Por: Redacción El Censal |Ciudad de México, México | 23 de abril de 2026
La inflación en México se ubicó en 4.53% anual durante la primera quincena de abril de 2026, mostrando una ligera desaceleración respecto a marzo, pero aún por encima del objetivo del Banco de México, impulsada principalmente por el encarecimiento de productos básicos como el jitomate y los chiles.
De acuerdo con datos del Instituto Nacional de Estadística y Geografía (INEGI), el Índice Nacional de Precios al Consumidor registró un incremento quincenal de 0.11%, reflejando presiones persistentes en el costo de vida, especialmente en alimentos.
El principal motor de esta inflación se encuentra en el componente no subyacente, particularmente en los productos agropecuarios. Durante este periodo, los precios de frutas y verduras aumentaron alrededor de 4.29% quincenal, destacando alzas significativas en productos esenciales para la dieta mexicana.
Entre los productos que más impactaron al bolsillo destacan el jitomate, con un incremento de 24.37%, el chile serrano con 21.94% y el chile poblano con 22.63%, evidenciando la presión directa sobre la canasta básica.
Aunque la inflación general mostró una moderación frente al 4.59% registrado en marzo, el nivel actual se mantiene por encima del rango objetivo de estabilidad de precios del banco central, fijado en 3% ±1 punto porcentual, lo que genera incertidumbre sobre la política monetaria en los próximos meses.
En contraste, algunos factores ayudaron a contener el alza inflacionaria. La reducción en tarifas eléctricas en ciertas regiones y la disminución en algunos productos agrícolas amortiguaron parcialmente el impacto, aunque no fueron suficientes para revertir la presión en alimentos.
Desde una perspectiva económica, el comportamiento de la inflación refleja un fenómeno estructural: los precios de alimentos continúan creciendo por encima del promedio general. En meses recientes, este rubro ha registrado incrementos superiores al 6% anual, lo que indica una presión constante en el consumo básico de los hogares mexicanos.
Este escenario tiene implicaciones directas en el poder adquisitivo. El encarecimiento de productos como jitomate, chiles y cebolla afecta de manera desproporcionada a los hogares de menores ingresos, donde el gasto en alimentos representa una mayor proporción del ingreso total.

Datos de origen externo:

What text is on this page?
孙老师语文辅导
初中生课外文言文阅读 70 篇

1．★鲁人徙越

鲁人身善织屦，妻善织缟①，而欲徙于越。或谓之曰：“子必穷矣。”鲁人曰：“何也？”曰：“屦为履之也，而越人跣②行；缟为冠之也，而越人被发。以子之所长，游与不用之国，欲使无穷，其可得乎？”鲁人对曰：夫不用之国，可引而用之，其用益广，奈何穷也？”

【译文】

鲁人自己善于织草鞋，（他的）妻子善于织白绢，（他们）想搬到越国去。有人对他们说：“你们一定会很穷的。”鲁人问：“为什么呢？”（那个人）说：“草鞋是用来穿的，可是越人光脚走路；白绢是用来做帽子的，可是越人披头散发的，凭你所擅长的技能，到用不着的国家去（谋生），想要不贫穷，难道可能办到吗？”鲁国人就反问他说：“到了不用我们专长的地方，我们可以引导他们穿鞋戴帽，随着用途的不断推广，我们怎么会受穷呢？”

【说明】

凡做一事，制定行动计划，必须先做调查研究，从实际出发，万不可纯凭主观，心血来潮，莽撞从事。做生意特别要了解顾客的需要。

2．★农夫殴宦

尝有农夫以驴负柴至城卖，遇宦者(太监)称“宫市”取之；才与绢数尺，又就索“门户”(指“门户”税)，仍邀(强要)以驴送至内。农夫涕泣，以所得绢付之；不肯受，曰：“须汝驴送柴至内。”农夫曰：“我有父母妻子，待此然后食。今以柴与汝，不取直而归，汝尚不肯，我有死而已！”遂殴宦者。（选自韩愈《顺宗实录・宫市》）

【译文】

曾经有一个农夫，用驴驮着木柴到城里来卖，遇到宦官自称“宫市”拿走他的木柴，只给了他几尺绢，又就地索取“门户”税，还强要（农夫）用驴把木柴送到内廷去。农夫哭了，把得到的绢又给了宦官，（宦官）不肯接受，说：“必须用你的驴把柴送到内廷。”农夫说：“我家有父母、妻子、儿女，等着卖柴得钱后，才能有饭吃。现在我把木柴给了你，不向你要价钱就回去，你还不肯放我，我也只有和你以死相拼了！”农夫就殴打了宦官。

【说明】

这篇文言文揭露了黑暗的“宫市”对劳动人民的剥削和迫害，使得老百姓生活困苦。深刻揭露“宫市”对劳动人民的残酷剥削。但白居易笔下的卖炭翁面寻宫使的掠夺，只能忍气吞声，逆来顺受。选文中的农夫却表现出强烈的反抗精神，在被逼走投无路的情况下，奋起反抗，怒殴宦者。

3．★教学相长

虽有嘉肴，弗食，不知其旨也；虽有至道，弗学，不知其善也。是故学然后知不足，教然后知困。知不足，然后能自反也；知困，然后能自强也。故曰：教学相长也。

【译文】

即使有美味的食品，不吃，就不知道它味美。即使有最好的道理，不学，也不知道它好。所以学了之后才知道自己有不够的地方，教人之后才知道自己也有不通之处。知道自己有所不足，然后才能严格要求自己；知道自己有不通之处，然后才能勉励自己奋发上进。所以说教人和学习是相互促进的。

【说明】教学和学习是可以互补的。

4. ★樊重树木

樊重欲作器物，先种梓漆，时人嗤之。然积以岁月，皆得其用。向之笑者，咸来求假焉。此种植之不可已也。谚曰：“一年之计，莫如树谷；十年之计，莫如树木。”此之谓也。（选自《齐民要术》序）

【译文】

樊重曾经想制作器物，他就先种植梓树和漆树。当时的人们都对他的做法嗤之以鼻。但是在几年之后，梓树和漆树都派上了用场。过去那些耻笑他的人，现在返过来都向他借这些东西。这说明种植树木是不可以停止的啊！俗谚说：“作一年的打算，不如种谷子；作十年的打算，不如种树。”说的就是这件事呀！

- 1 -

Además, factores externos como tensiones internacionales, costos logísticos y condiciones climáticas han influido en la volatilidad de precios agrícolas, reforzando la presión inflacionaria en el corto plazo.
En este contexto, el Banco de México enfrenta un entorno complejo para la toma de decisiones. Si bien la inflación muestra señales de desaceleración, su persistencia por encima del objetivo podría limitar recortes adicionales en tasas de interés y mantener una postura cautelosa en política monetaria.
Así, la inflación de 4.53% en abril confirma una tendencia de moderación, pero también evidencia que los alimentos continúan siendo el principal desafío para la estabilidad de precios en México, con efectos directos en el consumo, la economía familiar y el ritmo de crecimiento del país.